In order to minimize the probability of false recognition, the spelling processor may request the user's assistance in determining which one of the recognized letter sequences, or recognized words, is the original query word entered by the user. For this purpose, the post processor prepares a list of results, at a list preparation step 56. In some embodiments, the post processor produces the list of results in accordance with one of the language models described above. In some embodiments, the post processor sorts the list of results in descending order of relevance. The relevance score of a particular recognized word is typically determined in accordance with the language model being used, as described above. Alternatively, the list can be sorted alphabetically, or using any other suitable criterion.
(If the disclosed method is implemented using a remote server configuration, as shown in
The spelling processor presents the list of results to the user, at a presentation step 60. Typically, the list of recognized words is displayed as text on display 30 of the mobile device. The user may scroll through the list using keypad 28 until he or she finds the intended query word and the corresponding dictionary entry. Alternatively, only the first word on the list is displayed together with its dictionary entry. If the first recognized word on the result list is incorrect, the user may scroll down and select the next word. Any other suitable presentation method can be used, depending upon the particular application and the capabilities of keypad 28 and display 30 of the mobile device. Additionally, the user can also edit the displayed recognized words at any time using the keypad, so as to enter part or all of the intended query word.
In another embodiment, the list of results is converted to speech using TTS generator 38 and played to the user through speaker 31. The user can indicate, either using the keypad or by uttering a voice command, when the correct word is being played. After selecting the correct word, the TTS generator plays the corresponding dictionary entry.
Although the disclosed methods mainly address spelling-based dictionary lookup in mobile devices, the same methods can be used in a variety of additional applications. For example, the disclosed methods can also be used in desktop or mainframe computer applications that require high quality word recognition. Such applications include, for example, directory assistance services and name dialing applications.

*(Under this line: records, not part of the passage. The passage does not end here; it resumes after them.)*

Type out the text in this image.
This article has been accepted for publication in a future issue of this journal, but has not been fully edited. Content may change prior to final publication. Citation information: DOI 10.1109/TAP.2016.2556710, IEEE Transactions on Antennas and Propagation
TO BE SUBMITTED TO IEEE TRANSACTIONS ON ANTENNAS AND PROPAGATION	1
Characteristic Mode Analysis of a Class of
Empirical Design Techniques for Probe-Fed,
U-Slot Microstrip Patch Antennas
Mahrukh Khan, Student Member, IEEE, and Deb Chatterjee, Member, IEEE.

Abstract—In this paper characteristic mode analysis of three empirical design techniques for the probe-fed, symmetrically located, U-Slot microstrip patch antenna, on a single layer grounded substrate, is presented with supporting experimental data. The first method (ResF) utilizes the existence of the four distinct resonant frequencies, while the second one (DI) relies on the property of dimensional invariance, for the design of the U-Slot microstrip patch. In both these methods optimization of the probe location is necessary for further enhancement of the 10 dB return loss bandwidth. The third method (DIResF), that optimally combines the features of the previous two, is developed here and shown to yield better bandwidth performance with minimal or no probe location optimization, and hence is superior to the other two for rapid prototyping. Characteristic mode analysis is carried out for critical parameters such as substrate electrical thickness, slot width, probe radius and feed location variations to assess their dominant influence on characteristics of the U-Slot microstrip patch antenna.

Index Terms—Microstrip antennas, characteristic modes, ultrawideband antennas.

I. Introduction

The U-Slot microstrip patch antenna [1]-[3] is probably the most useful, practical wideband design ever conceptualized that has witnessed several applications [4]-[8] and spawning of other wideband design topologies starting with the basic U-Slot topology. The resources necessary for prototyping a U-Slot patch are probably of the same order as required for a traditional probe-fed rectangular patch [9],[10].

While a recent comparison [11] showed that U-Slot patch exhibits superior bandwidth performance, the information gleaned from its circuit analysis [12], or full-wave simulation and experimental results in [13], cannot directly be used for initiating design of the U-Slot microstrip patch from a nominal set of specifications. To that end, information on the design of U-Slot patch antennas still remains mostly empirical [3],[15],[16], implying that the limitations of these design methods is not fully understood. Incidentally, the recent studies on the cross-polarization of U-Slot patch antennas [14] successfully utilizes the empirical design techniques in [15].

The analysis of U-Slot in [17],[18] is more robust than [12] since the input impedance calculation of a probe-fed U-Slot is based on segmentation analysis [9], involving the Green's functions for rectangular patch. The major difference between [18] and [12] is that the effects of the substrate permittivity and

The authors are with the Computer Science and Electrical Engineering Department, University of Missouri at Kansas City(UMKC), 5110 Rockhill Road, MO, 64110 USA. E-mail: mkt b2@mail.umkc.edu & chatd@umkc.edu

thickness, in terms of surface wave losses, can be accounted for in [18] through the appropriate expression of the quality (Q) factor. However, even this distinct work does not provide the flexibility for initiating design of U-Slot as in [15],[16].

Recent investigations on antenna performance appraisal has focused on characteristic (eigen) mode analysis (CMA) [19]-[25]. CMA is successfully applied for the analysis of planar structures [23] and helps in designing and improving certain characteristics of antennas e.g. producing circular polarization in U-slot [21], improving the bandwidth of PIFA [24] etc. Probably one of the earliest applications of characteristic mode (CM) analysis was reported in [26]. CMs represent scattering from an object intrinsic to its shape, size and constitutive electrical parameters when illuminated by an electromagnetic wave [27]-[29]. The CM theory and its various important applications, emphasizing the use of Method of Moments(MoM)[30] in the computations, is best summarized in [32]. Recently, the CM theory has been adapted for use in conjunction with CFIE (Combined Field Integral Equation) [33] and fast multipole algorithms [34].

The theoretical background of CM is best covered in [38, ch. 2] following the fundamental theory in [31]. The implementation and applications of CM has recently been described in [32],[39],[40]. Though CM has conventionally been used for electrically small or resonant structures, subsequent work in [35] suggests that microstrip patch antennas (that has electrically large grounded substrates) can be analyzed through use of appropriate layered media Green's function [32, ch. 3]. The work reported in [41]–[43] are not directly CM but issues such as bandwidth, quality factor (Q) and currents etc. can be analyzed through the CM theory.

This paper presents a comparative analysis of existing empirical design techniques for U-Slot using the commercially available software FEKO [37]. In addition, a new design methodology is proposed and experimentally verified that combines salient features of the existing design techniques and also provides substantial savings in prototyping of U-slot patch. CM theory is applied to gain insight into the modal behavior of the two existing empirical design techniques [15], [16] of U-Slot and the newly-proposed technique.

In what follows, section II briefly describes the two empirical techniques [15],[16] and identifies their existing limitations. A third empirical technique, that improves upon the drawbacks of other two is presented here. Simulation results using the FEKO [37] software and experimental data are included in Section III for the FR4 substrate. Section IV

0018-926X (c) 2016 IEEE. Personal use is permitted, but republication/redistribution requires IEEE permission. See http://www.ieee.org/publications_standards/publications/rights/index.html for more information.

It will thus be appreciated that the embodiments described above are cited by way of example, and that the present invention is not limited to what has been particularly shown and described hereinabove. Rather, the scope of the present invention includes both combinations and sub-combinations of the various features described hereinabove, as well as variations and modifications thereof which would occur to persons skilled in the art upon reading the foregoing description and which are not disclosed in the prior art.